However, the macroeconomic impact of the evolving geopolitical situation in the Middle East remains a key monitorable.
The India business delivered high single-digit underlying volume growth, with a slight sequential improvement. Parachute continued to show resilience, supported by selective price cuts to pass on the benefit of easing copra prices.
The brand posted low single-digit volume growth after adjusting for ml-age reductions, with a gradual recovery expected through FY27.
Saffola Oils reported high single-digit revenue growth, aided by improving volumes. Value Added Hair Oils (VAHO) delivered another strong quarter, growing in the twenties and reinforcing sustained traction.
The company remains confident of delivering double-digit growth in this segment in FY27 and over the medium term, driven by a sharper focus on mid and premium segments, expanded direct reach via Project SETU, continued innovation, and improved affordability following GST rationalisation.
The foods portfolio posted high-teen value growth, signalling a move towards faster scale-up.

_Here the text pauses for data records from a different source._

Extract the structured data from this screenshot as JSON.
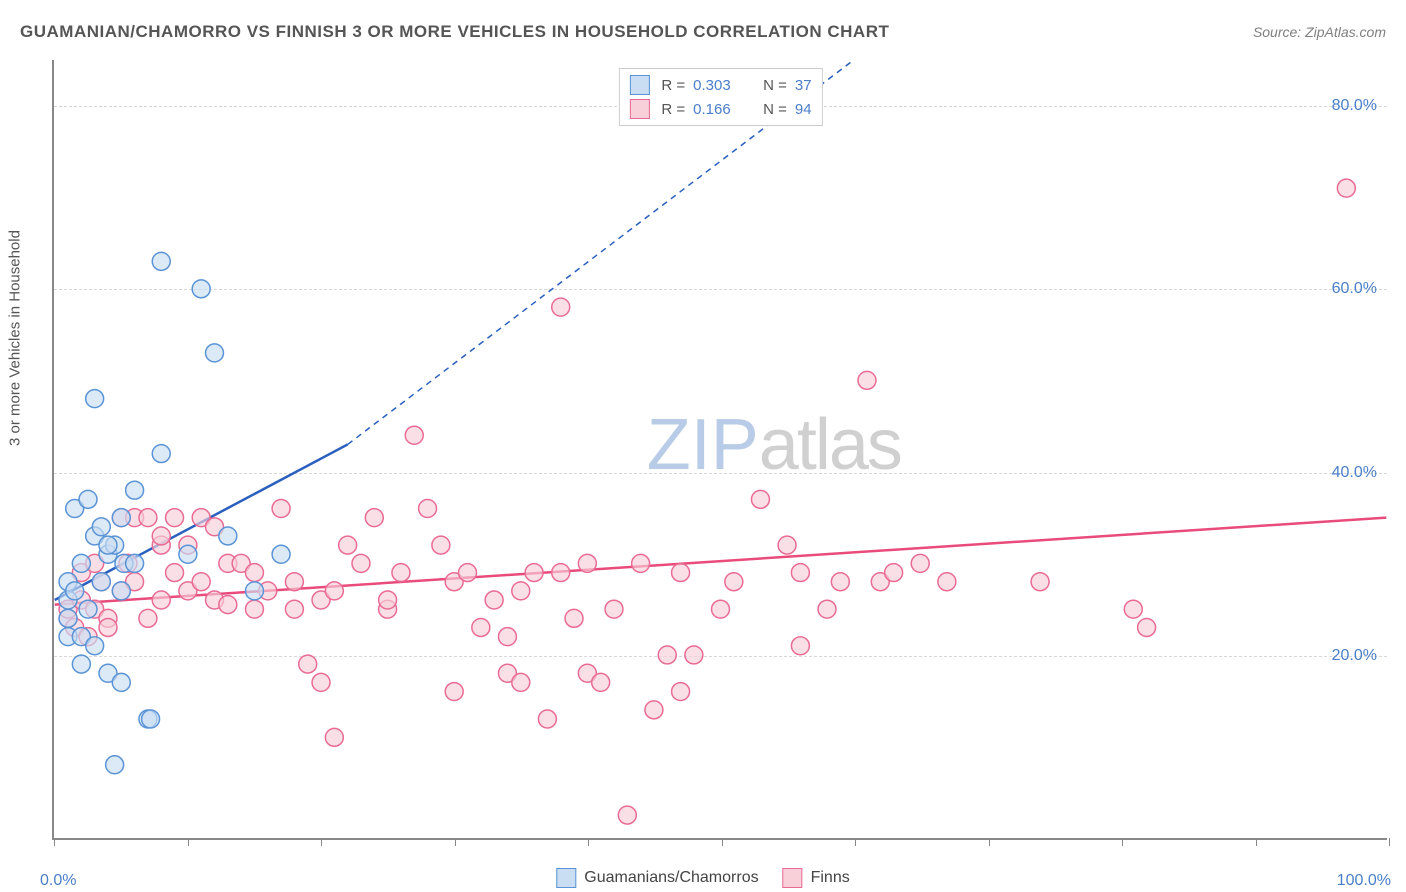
{
  "title": "GUAMANIAN/CHAMORRO VS FINNISH 3 OR MORE VEHICLES IN HOUSEHOLD CORRELATION CHART",
  "source": "Source: ZipAtlas.com",
  "yaxis_label": "3 or more Vehicles in Household",
  "watermark": {
    "part1": "ZIP",
    "part2": "atlas"
  },
  "chart": {
    "type": "scatter",
    "xlim": [
      0,
      100
    ],
    "ylim": [
      0,
      85
    ],
    "x_left_label": "0.0%",
    "x_right_label": "100.0%",
    "xticks": [
      0,
      10,
      20,
      30,
      40,
      50,
      60,
      70,
      80,
      90,
      100
    ],
    "yticks": [
      {
        "v": 20,
        "label": "20.0%"
      },
      {
        "v": 40,
        "label": "40.0%"
      },
      {
        "v": 60,
        "label": "60.0%"
      },
      {
        "v": 80,
        "label": "80.0%"
      }
    ],
    "grid_color": "#d8d8d8",
    "axis_color": "#888888",
    "background_color": "#ffffff",
    "marker_radius": 9,
    "marker_stroke_width": 1.5,
    "trend_line_width": 2.5,
    "series": [
      {
        "name": "Guamanians/Chamorros",
        "fill": "#c9ddf3",
        "stroke": "#5a94d6",
        "line_color": "#2a5fbf",
        "R": "0.303",
        "N": "37",
        "trend": {
          "x1": 0,
          "y1": 26,
          "x2": 22,
          "y2": 43,
          "dash_x2": 60,
          "dash_y2": 85
        },
        "points": [
          [
            1,
            22
          ],
          [
            1,
            24
          ],
          [
            1,
            26
          ],
          [
            1,
            28
          ],
          [
            1.5,
            27
          ],
          [
            1.5,
            36
          ],
          [
            2,
            22
          ],
          [
            2,
            19
          ],
          [
            2,
            30
          ],
          [
            2.5,
            25
          ],
          [
            2.5,
            37
          ],
          [
            3,
            33
          ],
          [
            3,
            48
          ],
          [
            3.5,
            34
          ],
          [
            3.5,
            28
          ],
          [
            4,
            18
          ],
          [
            4,
            31
          ],
          [
            4.5,
            32
          ],
          [
            5,
            35
          ],
          [
            5,
            27
          ],
          [
            5.2,
            30
          ],
          [
            6,
            30
          ],
          [
            4.5,
            8
          ],
          [
            5,
            17
          ],
          [
            6,
            38
          ],
          [
            7,
            13
          ],
          [
            7.2,
            13
          ],
          [
            8,
            42
          ],
          [
            8,
            63
          ],
          [
            10,
            31
          ],
          [
            11,
            60
          ],
          [
            12,
            53
          ],
          [
            13,
            33
          ],
          [
            15,
            27
          ],
          [
            17,
            31
          ],
          [
            4,
            32
          ],
          [
            3,
            21
          ]
        ]
      },
      {
        "name": "Finns",
        "fill": "#f7d0d9",
        "stroke": "#e96b94",
        "line_color": "#e94b7b",
        "R": "0.166",
        "N": "94",
        "trend": {
          "x1": 0,
          "y1": 25.5,
          "x2": 100,
          "y2": 35
        },
        "points": [
          [
            1,
            24
          ],
          [
            1,
            25
          ],
          [
            1.5,
            23
          ],
          [
            2,
            26
          ],
          [
            2,
            29
          ],
          [
            2.5,
            22
          ],
          [
            3,
            25
          ],
          [
            3,
            30
          ],
          [
            3.5,
            28
          ],
          [
            4,
            24
          ],
          [
            4,
            23
          ],
          [
            5,
            27
          ],
          [
            5,
            35
          ],
          [
            5.5,
            30
          ],
          [
            6,
            35
          ],
          [
            6,
            28
          ],
          [
            7,
            24
          ],
          [
            7,
            35
          ],
          [
            8,
            32
          ],
          [
            8,
            26
          ],
          [
            9,
            29
          ],
          [
            9,
            35
          ],
          [
            10,
            27
          ],
          [
            10,
            32
          ],
          [
            11,
            28
          ],
          [
            11,
            35
          ],
          [
            12,
            26
          ],
          [
            12,
            34
          ],
          [
            13,
            30
          ],
          [
            13,
            25.5
          ],
          [
            14,
            30
          ],
          [
            15,
            29
          ],
          [
            15,
            25
          ],
          [
            16,
            27
          ],
          [
            17,
            36
          ],
          [
            18,
            28
          ],
          [
            18,
            25
          ],
          [
            19,
            19
          ],
          [
            20,
            26
          ],
          [
            20,
            17
          ],
          [
            21,
            27
          ],
          [
            21,
            11
          ],
          [
            22,
            32
          ],
          [
            23,
            30
          ],
          [
            24,
            35
          ],
          [
            25,
            25
          ],
          [
            25,
            26
          ],
          [
            26,
            29
          ],
          [
            27,
            44
          ],
          [
            28,
            36
          ],
          [
            29,
            32
          ],
          [
            30,
            28
          ],
          [
            30,
            16
          ],
          [
            31,
            29
          ],
          [
            32,
            23
          ],
          [
            33,
            26
          ],
          [
            34,
            22
          ],
          [
            34,
            18
          ],
          [
            35,
            27
          ],
          [
            35,
            17
          ],
          [
            36,
            29
          ],
          [
            37,
            13
          ],
          [
            38,
            29
          ],
          [
            38,
            58
          ],
          [
            39,
            24
          ],
          [
            40,
            30
          ],
          [
            40,
            18
          ],
          [
            41,
            17
          ],
          [
            42,
            25
          ],
          [
            43,
            2.5
          ],
          [
            44,
            30
          ],
          [
            45,
            14
          ],
          [
            46,
            20
          ],
          [
            47,
            29
          ],
          [
            47,
            16
          ],
          [
            48,
            20
          ],
          [
            50,
            25
          ],
          [
            51,
            28
          ],
          [
            53,
            37
          ],
          [
            55,
            32
          ],
          [
            56,
            29
          ],
          [
            56,
            21
          ],
          [
            58,
            25
          ],
          [
            59,
            28
          ],
          [
            61,
            50
          ],
          [
            62,
            28
          ],
          [
            63,
            29
          ],
          [
            65,
            30
          ],
          [
            67,
            28
          ],
          [
            74,
            28
          ],
          [
            81,
            25
          ],
          [
            82,
            23
          ],
          [
            97,
            71
          ],
          [
            8,
            33
          ]
        ]
      }
    ]
  },
  "legend_top": {
    "rows": [
      {
        "swatch_fill": "#c9ddf3",
        "swatch_stroke": "#5a94d6",
        "R": "0.303",
        "N": "37"
      },
      {
        "swatch_fill": "#f7d0d9",
        "swatch_stroke": "#e96b94",
        "R": "0.166",
        "N": "94"
      }
    ]
  },
  "legend_bottom": {
    "items": [
      {
        "swatch_fill": "#c9ddf3",
        "swatch_stroke": "#5a94d6",
        "label": "Guamanians/Chamorros"
      },
      {
        "swatch_fill": "#f7d0d9",
        "swatch_stroke": "#e96b94",
        "label": "Finns"
      }
    ]
  }
}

Premium Personal Care, including digital-first brands, continued to outperform, supporting Marico’s diversification strategy.
The international business maintained strong momentum, with constant currency growth in the high teens. Most markets performed well, although the Gulf region was impacted by geopolitical headwinds during March.
On a consolidated basis, revenue grew in the low twenties year-on-year, helping the company achieve its full-year aspiration of mid-twenties growth.
This was supported by strong volume growth, recovery in VAHO, pricing power in core categories, progress in diversification, and sustained international momentum. Marico expects to maintain healthy, volume-led growth in FY27.
On the input cost front, copra prices have corrected about 35% from their peak and are expected to remain range-bound. However, vegetable oils and crude-linked inputs are showing an upward bias.
The company said it will continue to use pricing actions to manage cost pressures while ensuring supply stability.
Marico expects a sequential improvement in gross margins, aided by softer copra prices. It continues to invest in brand building to strengthen core franchises and accelerate diversification.
The company expects double-digit operating profit growth for the quarter, with sequential improvement, and reiterated its focus on delivering sustainable, profitable, volume-led growth over the medium term.